Les pays africains doivent appliquer la même approche à d’autres secteurs stratégiques, en particulier celui de la sécurité alimentaire, dans la mesure où la dépendance excessive aux importations de produits alimentaires financées par l’aide étrangère nuit aux agriculteurs africains en faussant les marchés et en conduisant à la baisse des prix locaux. Le continent n’a pas besoin d’aide, mais tout simplement d’un commerce équitable. Abritant près de 60 % des terres arables non cultivées dans le monde, l’Afrique ne devrait pas être dépendante de fournisseurs extérieurs pour se nourrir.

Certes, les États africains à la marge de manœuvre budgétaire limitée, et à l’accès restreint aux marchés internationaux, risquent de ne pas être en capacité de bâtir les infrastructures nécessaires à la stimulation de la production nationale. Ce problème peut néanmoins être surmonté en mutualisant les ressources de différents États pour créer des infrastructures productives et des chaînes d’approvisionnement résilientes, ce qui renforcerait le commerce intra-africain tout en approfondissant l’intégration régionale. L’Inde constitue un exemple de ce qui peut être accompli, son industrie des médicaments génériques de premier plan au niveau mondial, très compétitive en termes de prix, ayant en effet pris son envol bien avant celui de l’économie nationale indienne.

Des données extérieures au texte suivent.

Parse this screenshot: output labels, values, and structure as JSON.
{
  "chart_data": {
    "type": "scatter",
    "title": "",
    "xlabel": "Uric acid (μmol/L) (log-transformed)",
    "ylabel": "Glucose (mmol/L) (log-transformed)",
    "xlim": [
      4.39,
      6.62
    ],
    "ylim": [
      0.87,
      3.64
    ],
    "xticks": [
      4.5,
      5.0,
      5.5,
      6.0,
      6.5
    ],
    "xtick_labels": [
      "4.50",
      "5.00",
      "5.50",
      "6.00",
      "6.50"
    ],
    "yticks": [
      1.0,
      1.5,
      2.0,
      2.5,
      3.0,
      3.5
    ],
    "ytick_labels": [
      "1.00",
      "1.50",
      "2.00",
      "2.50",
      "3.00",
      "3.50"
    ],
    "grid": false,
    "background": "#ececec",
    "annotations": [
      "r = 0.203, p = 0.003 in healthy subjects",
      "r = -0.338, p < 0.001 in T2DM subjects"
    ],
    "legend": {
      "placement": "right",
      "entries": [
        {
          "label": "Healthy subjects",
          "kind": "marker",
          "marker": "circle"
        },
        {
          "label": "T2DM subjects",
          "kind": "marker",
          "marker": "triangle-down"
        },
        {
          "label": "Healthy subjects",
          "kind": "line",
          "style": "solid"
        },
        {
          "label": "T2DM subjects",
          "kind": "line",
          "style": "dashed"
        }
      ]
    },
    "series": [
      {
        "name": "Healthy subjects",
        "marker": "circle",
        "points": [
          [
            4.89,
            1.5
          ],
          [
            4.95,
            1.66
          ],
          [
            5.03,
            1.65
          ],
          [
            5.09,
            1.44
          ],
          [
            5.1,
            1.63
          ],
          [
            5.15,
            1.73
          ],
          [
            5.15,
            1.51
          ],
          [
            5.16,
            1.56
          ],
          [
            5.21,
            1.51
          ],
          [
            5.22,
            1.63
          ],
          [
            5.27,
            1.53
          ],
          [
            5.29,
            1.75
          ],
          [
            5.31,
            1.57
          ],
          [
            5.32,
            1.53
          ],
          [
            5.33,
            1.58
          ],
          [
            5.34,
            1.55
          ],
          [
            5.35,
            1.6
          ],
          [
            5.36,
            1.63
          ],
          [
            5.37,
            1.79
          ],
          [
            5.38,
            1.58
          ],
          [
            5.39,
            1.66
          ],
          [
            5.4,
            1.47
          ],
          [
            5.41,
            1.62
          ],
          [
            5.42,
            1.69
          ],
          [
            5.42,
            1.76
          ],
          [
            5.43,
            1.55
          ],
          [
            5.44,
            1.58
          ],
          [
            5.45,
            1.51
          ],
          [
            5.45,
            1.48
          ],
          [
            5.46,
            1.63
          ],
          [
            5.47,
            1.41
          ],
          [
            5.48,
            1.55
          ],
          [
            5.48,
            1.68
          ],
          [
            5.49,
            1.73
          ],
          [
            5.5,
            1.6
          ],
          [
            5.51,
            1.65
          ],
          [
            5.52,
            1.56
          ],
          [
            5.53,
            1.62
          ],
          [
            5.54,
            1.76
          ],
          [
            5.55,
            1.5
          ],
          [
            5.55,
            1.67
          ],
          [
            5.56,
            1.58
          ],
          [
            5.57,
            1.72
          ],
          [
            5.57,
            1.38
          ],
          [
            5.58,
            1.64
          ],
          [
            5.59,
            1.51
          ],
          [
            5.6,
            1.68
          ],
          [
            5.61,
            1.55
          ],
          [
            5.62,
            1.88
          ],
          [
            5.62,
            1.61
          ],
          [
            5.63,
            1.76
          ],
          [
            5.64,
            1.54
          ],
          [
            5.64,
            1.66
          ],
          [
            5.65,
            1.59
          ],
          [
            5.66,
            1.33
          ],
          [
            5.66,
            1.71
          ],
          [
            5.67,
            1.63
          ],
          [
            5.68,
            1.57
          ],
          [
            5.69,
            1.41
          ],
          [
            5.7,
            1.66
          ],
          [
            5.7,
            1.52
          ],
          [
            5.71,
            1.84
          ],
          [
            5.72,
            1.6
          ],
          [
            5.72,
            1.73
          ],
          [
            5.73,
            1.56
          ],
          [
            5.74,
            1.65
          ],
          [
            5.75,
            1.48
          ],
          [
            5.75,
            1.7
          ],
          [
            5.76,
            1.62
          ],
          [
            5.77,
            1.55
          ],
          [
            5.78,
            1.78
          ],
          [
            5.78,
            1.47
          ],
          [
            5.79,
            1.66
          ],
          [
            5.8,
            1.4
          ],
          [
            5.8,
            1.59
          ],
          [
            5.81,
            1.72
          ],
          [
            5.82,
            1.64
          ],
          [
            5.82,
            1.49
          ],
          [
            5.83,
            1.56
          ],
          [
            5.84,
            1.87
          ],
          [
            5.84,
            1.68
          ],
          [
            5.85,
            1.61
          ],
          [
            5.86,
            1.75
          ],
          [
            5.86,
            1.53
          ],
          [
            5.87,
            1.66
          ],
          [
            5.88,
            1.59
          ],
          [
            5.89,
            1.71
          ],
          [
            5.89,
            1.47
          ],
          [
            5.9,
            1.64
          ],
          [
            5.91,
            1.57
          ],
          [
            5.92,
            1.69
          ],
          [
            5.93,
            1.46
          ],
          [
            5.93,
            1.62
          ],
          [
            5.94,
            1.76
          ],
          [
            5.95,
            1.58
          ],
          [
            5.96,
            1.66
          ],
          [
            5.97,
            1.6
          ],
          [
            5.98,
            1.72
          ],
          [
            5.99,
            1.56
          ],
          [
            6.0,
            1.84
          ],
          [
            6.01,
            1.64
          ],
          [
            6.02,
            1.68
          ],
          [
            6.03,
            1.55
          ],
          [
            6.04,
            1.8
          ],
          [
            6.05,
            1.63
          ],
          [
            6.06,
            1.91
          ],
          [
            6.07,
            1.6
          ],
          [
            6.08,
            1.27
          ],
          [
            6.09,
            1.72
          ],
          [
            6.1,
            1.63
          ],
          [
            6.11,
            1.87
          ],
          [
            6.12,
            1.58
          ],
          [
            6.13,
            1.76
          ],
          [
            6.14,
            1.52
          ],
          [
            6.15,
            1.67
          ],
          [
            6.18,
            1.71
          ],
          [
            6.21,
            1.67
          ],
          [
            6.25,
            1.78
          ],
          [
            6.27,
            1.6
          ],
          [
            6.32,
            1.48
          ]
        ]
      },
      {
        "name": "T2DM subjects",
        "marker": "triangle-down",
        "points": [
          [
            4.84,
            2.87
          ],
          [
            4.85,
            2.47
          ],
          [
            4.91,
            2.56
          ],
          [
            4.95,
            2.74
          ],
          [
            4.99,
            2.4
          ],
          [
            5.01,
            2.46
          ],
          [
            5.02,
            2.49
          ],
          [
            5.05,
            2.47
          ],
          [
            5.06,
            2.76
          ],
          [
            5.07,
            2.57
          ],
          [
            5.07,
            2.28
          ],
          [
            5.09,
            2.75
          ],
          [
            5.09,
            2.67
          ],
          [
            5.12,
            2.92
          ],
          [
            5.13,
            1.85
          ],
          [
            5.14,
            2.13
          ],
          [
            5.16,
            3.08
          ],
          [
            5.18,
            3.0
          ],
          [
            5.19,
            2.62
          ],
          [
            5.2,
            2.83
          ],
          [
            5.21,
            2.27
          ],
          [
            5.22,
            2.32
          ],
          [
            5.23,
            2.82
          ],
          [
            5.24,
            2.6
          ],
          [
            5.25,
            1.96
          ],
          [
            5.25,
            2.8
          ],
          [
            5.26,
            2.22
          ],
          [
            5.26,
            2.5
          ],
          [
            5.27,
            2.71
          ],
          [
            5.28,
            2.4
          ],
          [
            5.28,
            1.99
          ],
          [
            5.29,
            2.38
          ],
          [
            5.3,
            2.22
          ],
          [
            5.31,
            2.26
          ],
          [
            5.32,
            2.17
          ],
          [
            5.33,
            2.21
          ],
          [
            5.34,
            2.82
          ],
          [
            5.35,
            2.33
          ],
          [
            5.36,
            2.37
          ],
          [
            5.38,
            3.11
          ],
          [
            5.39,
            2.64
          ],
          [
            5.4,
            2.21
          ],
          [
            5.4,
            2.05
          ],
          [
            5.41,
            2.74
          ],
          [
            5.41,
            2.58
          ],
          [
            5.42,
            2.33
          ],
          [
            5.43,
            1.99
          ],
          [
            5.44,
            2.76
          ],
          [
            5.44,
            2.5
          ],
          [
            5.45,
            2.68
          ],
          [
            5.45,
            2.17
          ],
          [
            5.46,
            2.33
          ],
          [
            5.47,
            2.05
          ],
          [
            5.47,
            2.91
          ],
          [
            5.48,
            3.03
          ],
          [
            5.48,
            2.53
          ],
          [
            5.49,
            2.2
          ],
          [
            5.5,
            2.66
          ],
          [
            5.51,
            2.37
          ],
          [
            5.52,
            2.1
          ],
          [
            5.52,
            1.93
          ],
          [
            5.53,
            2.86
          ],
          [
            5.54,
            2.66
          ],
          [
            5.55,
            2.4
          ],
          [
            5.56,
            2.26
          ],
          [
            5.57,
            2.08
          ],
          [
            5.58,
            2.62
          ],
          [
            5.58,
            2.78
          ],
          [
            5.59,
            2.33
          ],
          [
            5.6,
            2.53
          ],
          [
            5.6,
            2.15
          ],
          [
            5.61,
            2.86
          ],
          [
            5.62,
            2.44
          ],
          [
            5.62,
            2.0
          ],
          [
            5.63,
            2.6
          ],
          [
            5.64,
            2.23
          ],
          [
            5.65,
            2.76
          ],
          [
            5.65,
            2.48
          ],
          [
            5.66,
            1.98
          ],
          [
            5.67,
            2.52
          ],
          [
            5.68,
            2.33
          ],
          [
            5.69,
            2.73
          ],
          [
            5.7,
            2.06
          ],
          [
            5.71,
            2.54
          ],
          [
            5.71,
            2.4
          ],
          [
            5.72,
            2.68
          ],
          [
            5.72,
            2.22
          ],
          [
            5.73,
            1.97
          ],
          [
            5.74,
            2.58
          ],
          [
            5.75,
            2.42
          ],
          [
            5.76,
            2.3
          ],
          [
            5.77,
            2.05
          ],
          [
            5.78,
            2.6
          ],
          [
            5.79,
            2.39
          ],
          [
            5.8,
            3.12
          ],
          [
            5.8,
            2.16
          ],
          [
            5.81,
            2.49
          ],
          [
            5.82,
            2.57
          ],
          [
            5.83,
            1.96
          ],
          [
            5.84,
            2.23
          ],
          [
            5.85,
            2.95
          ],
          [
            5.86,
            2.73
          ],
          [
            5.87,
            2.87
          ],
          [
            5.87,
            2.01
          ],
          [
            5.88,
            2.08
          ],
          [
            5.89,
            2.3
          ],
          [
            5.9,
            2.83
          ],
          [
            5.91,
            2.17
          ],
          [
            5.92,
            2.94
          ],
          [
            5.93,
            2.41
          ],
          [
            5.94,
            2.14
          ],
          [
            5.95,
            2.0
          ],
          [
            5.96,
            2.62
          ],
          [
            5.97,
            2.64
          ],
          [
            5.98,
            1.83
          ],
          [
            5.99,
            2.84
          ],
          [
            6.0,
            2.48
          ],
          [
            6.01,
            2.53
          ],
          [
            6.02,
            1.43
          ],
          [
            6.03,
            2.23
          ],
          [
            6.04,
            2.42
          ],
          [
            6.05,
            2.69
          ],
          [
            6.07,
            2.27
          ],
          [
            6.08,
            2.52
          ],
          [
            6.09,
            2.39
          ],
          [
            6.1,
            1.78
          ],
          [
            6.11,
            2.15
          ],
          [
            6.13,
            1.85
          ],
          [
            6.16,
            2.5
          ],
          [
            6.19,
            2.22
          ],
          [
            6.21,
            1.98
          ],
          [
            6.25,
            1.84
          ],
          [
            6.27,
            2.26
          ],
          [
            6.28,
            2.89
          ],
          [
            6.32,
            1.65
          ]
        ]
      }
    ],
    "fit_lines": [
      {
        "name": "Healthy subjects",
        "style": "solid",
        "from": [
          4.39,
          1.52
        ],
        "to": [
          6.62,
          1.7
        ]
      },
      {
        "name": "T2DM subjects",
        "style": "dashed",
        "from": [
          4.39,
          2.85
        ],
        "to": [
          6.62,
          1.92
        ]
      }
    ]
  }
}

La réalisation d’économies d’échelle au moyen de la zone de libre-échange continentale africaine contribuerait à attirer des capitaux privés pour la construction d’industries essentielles, ce qui permettrait à l’Afrique d’accroître sa production globale et ses niveaux d’échanges commerciaux, qui restent désespérément faibles.

L’assaut mené par Trump contre l’aide au développement peut constituer l’électrochoc dont les dirigeants africains ont besoin. Après des décennies d’ambitions revues à la baisse et d’externalisation du développement, il est temps pour le continent de tirer pleinement parti des opportunités de croissance qui accompagnent les crises intérieures, plutôt que d’en confier le contrôle au système d’aide et aux contractants étrangers qui composent ses rangs. La nécessité est mère de l’inventivité, comme le veut l’adage, ce qui signifie que la fin de l’USAID pourrait inciter les gouvernements africains à s’attaquer de front aux défis de leurs pays.

Hippolyte Fofack, ancien économiste en chef de la Banque africaine d’import-export, est membre du Réseau des solutions pour le développement durable à l’Université de Columbia, associé de recherche au Centre d’études africaines de l’Université d’Harvard, membre émérite de la Global Federation of Competitiveness Councils, et membre de l’Académie africaine des sciences.